Thursday, April 11, 2013

One Man, One Cross, One New Peace



2 Corinthians 1:2-7
2 Grace and peace to you from God our Father and the Lord Jesus Christ.
3 Praise be to the God and Father of our Lord Jesus Christ, the Father of compassion and the God of all comfort, 4 who comforts us in all our troubles, so that we can comfort those in any trouble with the comfort we ourselves receive from God. 5 For just as we share abundantly in the sufferings of Christ, so also our comfort abounds through Christ. 6 If we are distressed, it is for your comfort and salvation; if we are comforted, it is for your comfort, which produces in you patient endurance of the same sufferings we suffer. 7 And our hope for you is firm, because we know that just as you share in our sufferings, so also you share in our comfort.
Recently, at random moments throughout the day, I feel this burning sensation on my forehead. Not a painful burn... a tingling of sorts, a deep warmth.
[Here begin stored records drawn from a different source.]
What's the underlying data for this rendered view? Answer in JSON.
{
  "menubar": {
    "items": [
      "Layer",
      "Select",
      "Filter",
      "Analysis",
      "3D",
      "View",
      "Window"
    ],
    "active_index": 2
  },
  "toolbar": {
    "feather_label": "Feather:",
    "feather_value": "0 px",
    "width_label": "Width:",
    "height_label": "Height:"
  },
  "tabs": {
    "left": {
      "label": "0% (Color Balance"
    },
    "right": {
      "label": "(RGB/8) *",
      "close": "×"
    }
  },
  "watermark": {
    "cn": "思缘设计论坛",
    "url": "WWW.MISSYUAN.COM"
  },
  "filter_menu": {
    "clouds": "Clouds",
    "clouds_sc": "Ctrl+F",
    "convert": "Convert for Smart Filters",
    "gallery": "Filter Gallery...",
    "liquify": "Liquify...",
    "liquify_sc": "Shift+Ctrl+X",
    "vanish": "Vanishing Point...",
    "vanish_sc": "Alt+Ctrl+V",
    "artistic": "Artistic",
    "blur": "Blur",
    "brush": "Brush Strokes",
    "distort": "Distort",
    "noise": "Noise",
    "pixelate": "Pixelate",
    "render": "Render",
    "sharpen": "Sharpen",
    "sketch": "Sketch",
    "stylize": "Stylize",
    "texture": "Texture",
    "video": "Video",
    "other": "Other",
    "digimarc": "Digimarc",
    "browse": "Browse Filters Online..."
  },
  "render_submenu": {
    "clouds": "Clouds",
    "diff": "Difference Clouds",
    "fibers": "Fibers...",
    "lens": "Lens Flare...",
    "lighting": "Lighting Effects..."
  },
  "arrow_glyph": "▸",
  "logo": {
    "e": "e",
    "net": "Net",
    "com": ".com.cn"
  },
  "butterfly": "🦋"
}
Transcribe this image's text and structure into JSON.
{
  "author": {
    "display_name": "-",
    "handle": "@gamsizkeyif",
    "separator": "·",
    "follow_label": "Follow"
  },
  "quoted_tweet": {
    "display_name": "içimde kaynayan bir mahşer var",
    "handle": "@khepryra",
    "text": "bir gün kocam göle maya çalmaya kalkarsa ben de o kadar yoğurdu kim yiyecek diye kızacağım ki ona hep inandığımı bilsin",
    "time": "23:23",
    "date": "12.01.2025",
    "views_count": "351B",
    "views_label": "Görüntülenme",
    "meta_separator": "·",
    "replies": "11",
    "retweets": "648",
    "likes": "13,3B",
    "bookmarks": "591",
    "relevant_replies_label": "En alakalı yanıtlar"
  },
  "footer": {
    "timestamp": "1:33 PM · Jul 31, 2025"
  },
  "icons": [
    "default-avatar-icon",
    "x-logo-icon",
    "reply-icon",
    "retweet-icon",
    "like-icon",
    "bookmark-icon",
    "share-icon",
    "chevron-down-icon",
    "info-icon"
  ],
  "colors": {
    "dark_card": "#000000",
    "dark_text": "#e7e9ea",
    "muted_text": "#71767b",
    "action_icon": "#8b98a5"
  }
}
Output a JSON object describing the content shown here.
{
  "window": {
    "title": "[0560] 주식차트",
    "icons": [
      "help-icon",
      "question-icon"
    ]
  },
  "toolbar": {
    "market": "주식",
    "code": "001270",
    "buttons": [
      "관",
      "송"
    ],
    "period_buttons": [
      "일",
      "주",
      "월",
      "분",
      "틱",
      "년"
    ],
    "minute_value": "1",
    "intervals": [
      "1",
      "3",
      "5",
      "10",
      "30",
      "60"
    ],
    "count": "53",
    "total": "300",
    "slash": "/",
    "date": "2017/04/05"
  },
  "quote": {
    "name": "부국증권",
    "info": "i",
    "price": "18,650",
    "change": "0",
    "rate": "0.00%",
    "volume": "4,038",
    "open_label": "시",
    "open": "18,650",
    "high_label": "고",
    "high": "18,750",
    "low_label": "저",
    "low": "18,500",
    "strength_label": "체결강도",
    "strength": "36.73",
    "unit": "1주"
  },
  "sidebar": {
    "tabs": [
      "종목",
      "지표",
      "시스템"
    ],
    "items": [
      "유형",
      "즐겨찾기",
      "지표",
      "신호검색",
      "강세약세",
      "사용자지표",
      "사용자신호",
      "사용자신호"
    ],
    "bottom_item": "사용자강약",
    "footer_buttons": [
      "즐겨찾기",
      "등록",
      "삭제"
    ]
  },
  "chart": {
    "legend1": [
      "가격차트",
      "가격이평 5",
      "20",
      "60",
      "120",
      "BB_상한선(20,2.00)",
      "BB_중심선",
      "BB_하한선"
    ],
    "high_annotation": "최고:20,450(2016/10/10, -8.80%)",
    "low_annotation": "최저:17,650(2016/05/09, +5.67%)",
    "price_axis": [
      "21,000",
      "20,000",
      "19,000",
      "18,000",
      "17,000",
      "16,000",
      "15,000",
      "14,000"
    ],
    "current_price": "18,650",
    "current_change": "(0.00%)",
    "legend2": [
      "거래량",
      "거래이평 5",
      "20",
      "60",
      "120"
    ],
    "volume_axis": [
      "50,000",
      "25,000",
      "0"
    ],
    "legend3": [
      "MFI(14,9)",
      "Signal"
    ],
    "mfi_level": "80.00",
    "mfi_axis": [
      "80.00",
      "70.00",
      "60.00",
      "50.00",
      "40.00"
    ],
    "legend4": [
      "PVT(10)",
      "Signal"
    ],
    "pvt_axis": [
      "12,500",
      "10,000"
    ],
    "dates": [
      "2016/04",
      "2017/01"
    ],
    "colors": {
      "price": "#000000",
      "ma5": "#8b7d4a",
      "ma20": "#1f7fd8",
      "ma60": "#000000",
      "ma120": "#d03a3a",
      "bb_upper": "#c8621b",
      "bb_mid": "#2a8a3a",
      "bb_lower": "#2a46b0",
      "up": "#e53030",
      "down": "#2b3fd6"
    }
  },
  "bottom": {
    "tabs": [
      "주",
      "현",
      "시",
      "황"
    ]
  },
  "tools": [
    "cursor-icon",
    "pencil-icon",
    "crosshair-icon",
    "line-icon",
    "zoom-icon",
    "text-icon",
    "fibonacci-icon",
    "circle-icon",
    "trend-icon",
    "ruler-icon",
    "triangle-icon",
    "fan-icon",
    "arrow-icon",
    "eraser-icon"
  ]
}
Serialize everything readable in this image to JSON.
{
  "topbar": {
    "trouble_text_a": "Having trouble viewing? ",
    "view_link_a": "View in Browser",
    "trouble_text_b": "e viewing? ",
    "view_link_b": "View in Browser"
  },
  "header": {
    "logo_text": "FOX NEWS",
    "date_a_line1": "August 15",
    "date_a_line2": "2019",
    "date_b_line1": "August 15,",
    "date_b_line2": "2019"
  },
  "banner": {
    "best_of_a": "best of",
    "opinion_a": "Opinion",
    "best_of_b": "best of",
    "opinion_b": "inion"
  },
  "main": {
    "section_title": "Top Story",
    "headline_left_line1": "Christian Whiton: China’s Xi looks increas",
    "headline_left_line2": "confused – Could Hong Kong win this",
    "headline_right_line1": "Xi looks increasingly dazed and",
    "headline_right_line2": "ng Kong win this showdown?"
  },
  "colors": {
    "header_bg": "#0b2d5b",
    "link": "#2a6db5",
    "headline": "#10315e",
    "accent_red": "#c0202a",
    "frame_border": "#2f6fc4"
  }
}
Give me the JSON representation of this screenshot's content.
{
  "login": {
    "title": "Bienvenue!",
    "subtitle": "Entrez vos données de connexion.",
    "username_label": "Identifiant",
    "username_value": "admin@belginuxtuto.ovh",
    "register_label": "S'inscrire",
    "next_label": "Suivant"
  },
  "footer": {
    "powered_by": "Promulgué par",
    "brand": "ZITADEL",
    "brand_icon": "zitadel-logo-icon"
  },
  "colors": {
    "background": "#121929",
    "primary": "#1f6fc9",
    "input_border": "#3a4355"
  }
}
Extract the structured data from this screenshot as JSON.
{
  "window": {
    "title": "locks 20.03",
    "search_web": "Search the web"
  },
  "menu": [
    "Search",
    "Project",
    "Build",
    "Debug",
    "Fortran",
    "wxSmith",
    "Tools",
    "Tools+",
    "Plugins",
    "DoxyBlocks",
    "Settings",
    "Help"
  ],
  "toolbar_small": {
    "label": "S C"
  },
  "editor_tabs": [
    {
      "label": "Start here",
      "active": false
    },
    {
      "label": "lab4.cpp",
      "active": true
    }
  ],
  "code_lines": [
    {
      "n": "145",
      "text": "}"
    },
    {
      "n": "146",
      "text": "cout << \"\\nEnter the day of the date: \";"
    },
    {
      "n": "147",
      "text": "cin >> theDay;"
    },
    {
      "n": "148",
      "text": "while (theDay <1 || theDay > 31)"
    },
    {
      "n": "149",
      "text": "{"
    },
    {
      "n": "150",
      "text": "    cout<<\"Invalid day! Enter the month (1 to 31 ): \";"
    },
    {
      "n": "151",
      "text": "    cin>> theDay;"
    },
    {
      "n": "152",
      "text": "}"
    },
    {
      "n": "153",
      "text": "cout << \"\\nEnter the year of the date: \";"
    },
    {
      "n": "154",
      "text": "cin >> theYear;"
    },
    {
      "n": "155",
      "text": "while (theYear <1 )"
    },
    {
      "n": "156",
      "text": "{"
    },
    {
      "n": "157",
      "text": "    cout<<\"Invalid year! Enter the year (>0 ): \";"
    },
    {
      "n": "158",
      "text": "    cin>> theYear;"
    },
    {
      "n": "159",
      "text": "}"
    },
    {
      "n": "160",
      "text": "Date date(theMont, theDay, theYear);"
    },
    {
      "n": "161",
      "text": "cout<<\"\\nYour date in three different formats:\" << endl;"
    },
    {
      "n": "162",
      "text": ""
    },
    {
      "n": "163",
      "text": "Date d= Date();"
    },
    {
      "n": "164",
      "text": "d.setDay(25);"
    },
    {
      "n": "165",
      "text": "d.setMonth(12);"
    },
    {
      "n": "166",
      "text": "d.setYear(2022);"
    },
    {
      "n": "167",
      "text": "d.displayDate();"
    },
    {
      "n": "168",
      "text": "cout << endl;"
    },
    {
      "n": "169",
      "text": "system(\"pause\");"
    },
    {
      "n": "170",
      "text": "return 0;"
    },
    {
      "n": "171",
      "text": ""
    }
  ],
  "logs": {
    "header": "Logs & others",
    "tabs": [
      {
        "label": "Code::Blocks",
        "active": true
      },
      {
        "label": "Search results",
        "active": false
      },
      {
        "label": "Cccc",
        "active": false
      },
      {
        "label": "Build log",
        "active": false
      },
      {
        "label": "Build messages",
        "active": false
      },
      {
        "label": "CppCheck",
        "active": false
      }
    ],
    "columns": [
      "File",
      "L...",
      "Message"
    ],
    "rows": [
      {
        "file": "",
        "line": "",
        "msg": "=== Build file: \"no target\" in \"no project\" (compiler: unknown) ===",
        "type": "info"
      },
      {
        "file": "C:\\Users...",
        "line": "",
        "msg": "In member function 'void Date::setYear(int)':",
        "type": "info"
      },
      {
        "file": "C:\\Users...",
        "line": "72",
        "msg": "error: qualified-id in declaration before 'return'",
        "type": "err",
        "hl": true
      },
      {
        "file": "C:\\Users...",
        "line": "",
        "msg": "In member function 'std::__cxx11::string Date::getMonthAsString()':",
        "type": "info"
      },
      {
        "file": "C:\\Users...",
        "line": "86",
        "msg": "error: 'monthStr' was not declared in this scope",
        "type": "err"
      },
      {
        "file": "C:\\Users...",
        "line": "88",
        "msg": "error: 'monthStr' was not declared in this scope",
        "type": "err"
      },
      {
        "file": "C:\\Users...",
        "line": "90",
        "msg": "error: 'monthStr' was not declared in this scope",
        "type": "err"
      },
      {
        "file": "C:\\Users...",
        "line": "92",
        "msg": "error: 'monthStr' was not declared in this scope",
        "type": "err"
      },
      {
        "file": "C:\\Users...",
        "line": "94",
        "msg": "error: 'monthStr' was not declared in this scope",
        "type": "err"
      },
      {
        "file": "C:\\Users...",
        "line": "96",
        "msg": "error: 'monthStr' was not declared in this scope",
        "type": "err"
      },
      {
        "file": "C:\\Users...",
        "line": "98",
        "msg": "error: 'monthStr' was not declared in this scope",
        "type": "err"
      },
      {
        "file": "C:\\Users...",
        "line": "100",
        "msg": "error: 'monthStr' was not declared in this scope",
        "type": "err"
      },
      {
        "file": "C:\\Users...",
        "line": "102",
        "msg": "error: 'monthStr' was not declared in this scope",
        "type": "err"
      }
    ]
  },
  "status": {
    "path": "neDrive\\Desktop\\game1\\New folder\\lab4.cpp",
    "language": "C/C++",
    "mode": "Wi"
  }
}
And I reach up to that spot in the middle of my forehead and catch myself tracing a cross with my thumb, as this is the shape of the burning. And as I do so, I feel a sudden comfort, and I feel very much not alone, and I feel like I am more than me.

It is such a difficult concept to try to explain. I have been trying to make sense of it in my own mind, and when this failed, I turned to this computer screen. But, I am finding it equally difficult to explain here. It is a feeling that cannot be described - it must be felt.

I first felt it months ago. I had been in distress, troubled and worried over family members who were suffering health problems. I sought spiritual guidance for the first time in my life, and during this time, one man (the one giving me this guidance I so desperately needed) made the symbol of a cross on my forehead. A couple months later, he did this again. Both times moved me more than words can describe. A few weeks ago, someone else did this as well. And it renewed that feeling. And now, I find myself doing this often and randomly. And I feel that peace and comfort fill me. And I know I am not alone.

All it took was one man, making one cross, to bring me a new peace I had never known before.
All it took was one man, dying on one cross, to bring us all a new peace. 

“He himself bore our sins” in his body on the cross, so that we might die to sins and live for righteousness; “by his wounds you have been healed.” (1 Peter 2:24)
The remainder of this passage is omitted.